Avec seulement 1757 nouveau-nés par jour, le mois de juin 2024 est le plus mauvais de l'année avec une baisse mesurée de 7,9% sur un an selon l'Insee.

Avec seulement 1757 nouveau-nés par jour, le mois de juin 2024 est le plus mauvais de l'année avec une baisse mesurée de 7,9% sur un an selon l'Insee. - Pexels

Dans son essai "Les Batailles de la natalité", le sociologue Julien Damon fait une analyse approfondie du déclin récent de la fécondité en France et fait de nombreuses propositions pour trouver des solutions à cet épineux problèmes. Certaines peuvent paraître loufoques, mais sont plus sérieuses qu'il n'y parait. Entretien.

Ce n'est pas le premier sujet de préoccupation des Français mais c'est pourtant celui qui fait planer le plus de menaces sur l'économie française. La natalité a poursuivi sa baisse en 2024 et le nombre de naissances dans l'Hexagone a même franchement décroché sur le mois de juin, indique l'Insee.

Après une relative stabilisation en avril et mai, le nombre de naissances a chuté en juin de 7,9% sur un an. Au total, à peine plus de 326.000 bébés ont vu le jour en France sur les six premiers mois de l'année, soit un recul de 2,4%.

L'indice de fécondité (nombre moyen d'enfants par femme en âge de procréer) qui se maintenait jusqu'en 2012 au-delà de 2, proche du seuil de renouvellement de la population, est désormais passé sous les 1,7. Autrement dit, sans solde migratoire positif, la population française va être amenée à mécaniquement se réduire dans les années à venir.

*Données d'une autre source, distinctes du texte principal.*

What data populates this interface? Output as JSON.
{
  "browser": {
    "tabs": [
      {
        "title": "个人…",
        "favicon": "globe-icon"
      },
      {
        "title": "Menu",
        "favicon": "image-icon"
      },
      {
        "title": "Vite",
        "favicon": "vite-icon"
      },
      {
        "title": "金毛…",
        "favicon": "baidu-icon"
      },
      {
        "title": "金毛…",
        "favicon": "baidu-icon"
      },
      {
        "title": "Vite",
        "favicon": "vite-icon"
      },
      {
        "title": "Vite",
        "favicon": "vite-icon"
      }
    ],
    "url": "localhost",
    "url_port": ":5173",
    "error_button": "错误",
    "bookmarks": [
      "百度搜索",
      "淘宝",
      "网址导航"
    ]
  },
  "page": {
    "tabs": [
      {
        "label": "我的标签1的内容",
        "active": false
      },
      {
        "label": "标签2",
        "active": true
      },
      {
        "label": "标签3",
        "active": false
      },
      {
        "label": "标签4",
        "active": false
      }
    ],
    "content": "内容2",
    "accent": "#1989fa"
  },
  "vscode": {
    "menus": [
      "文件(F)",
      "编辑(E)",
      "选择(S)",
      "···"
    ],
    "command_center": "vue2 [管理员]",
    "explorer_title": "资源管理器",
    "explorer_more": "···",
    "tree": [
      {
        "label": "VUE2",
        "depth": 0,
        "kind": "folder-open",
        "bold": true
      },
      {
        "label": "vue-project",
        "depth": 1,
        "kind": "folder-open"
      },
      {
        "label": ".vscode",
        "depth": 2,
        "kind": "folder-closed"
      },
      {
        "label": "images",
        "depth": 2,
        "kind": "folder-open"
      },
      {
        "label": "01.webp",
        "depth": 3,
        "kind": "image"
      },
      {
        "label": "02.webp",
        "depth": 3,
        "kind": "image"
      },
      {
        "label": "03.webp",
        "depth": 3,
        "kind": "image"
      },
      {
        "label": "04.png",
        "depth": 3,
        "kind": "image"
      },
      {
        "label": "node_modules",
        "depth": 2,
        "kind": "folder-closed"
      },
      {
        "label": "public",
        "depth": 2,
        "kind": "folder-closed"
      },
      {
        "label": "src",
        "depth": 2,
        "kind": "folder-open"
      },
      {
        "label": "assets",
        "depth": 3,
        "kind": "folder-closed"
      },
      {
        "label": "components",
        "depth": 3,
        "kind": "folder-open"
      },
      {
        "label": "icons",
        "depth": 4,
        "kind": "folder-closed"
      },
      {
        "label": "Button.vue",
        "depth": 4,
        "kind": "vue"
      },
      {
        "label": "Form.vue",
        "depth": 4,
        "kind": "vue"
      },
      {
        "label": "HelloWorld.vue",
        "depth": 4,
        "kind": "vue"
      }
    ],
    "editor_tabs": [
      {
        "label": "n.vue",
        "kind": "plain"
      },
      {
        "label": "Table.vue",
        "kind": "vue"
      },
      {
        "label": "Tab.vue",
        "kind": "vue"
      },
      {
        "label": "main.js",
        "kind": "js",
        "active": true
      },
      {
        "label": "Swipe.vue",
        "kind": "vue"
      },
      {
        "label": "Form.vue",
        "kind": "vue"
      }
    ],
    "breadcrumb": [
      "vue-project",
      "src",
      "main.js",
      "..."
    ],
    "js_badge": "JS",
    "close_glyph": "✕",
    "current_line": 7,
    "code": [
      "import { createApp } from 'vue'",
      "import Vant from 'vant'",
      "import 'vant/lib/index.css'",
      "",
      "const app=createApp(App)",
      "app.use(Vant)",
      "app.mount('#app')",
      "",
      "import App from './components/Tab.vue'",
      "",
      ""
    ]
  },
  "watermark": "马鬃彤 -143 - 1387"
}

Avec quelles conséquences? Une natalité qui baisse, c'est une population qui vieillit. Ce qui rend encore plus aiguë la question du financement des retraites. Pour rappel aujourd'hui le pays compte 1,67 actif cotisant pour un retraité, contre 2,04 encore en 2004, selon l'Insee. Comment financer demain les pensions de millions de Français quand le ratio s'approchera de 1, et ce, alors que la société française a à maintes reprises exprimé son refus de travailler plus longtemps ?

Les conséquences du déclin démographique

Mais une démographie en déclin, c'est aussi une population active appelée, elle aussi, à diminuer. Donc une production qui décroît, et ce, d'autant qu'en France la productivité est en berne depuis quelques années. Moins de travailleurs, mais aussi moins de consommateurs. Or la consommation des ménages, c'est 55% du PIB français.

Pour toutes ces raisons (et bien d'autres encore) la baisse de la natalité aujourd'hui est synonyme de stagnation demain et d'appauvrissement à terme. D'où l'empressement de nombreux pays encore plus fortement touchés que la France à mettre en place des politiques natalistes.

Comment relancer la natalité en France ? Les pistes du gouvernement porteront-elles des fruits? Quelles autres idées pourraient être explorées? C'est à ces questions que tente de répondre le sociologue Julien Damon, professeur associé à Sciences Po, dans son essai "Les Batailles de la natalité" qui vient de paraître aux Editions de l'Aube.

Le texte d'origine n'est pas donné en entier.